Locals can absolutely help, and have already. Camp Krem was a designee of the Santa Cruz Gives campaign, collecting just over $5,000 in donations. In addition, there is an online effort to raise awareness about the camp and its positive impact on those who consider Camp Krem their home away from home: 1,250 campers were served in 2019 alone, and many of them were repeat visitors.

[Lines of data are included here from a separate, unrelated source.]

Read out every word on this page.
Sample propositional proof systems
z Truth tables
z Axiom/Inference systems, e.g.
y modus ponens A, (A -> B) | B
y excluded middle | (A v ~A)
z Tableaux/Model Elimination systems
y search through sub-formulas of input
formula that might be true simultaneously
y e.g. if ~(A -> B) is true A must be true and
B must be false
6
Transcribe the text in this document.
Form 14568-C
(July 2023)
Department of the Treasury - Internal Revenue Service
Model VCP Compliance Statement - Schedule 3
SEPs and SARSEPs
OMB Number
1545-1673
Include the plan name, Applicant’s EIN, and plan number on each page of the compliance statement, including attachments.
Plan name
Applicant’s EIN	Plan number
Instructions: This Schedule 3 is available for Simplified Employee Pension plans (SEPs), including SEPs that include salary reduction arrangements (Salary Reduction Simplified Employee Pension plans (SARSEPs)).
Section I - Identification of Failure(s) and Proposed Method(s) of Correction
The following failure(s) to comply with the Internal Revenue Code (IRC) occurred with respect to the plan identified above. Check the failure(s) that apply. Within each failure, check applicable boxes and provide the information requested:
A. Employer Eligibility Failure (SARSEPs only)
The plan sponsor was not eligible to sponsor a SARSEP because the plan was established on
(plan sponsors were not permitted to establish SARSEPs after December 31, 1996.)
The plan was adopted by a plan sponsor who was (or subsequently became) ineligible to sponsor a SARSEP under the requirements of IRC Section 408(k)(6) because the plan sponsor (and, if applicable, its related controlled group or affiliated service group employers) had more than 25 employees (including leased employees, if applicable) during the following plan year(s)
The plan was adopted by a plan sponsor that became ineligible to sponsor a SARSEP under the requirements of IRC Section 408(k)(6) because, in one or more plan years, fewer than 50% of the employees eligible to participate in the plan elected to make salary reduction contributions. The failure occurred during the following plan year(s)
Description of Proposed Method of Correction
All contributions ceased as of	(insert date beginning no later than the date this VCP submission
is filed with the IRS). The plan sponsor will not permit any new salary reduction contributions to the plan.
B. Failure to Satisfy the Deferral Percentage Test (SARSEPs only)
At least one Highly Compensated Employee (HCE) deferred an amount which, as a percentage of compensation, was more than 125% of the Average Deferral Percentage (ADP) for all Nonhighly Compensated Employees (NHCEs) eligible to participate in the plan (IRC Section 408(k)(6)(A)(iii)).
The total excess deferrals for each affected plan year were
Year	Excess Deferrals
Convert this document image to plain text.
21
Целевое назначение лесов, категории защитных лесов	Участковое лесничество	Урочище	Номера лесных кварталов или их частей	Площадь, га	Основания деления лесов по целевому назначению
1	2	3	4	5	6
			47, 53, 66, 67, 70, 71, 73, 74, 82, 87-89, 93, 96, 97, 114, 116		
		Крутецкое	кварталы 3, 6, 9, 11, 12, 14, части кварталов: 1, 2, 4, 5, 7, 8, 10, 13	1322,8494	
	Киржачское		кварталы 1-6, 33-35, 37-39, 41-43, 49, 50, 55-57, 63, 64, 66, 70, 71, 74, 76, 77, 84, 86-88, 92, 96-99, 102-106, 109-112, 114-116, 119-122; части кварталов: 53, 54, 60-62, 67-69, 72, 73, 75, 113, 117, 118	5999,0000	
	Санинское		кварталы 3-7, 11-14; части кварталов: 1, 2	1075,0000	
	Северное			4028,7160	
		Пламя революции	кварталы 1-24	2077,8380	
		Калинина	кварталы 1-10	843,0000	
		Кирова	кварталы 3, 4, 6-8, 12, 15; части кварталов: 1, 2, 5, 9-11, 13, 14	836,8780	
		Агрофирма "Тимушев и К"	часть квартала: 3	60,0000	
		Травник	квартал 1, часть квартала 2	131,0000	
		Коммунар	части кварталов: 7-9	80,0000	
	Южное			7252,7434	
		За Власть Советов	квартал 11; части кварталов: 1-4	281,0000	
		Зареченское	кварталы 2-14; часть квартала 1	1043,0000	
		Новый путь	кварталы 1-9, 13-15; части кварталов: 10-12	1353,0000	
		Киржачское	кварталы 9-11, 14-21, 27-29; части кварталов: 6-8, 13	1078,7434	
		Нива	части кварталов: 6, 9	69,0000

“We have a generous and wonderful community, and we’re grateful for their continued support of our mission.” she said. “Our campers and their families are just the best, and the response that we’ve gotten from our camp community has been touching. We feel awful—we know that our campers are missing camp and our programs, so it’s sad to hear them express those feelings. But every time we hear from them, it’s motivating: it’s why we have to rebuild. Our campers and their families are counting on us—they deserve this—and we have to work to bring it back. Ultimately, while it’s unfortunate that our facilities were lost, the spirit of our camp and our people is stronger than ever. This was just a setback, not the end, and we’re looking forward to coming back.”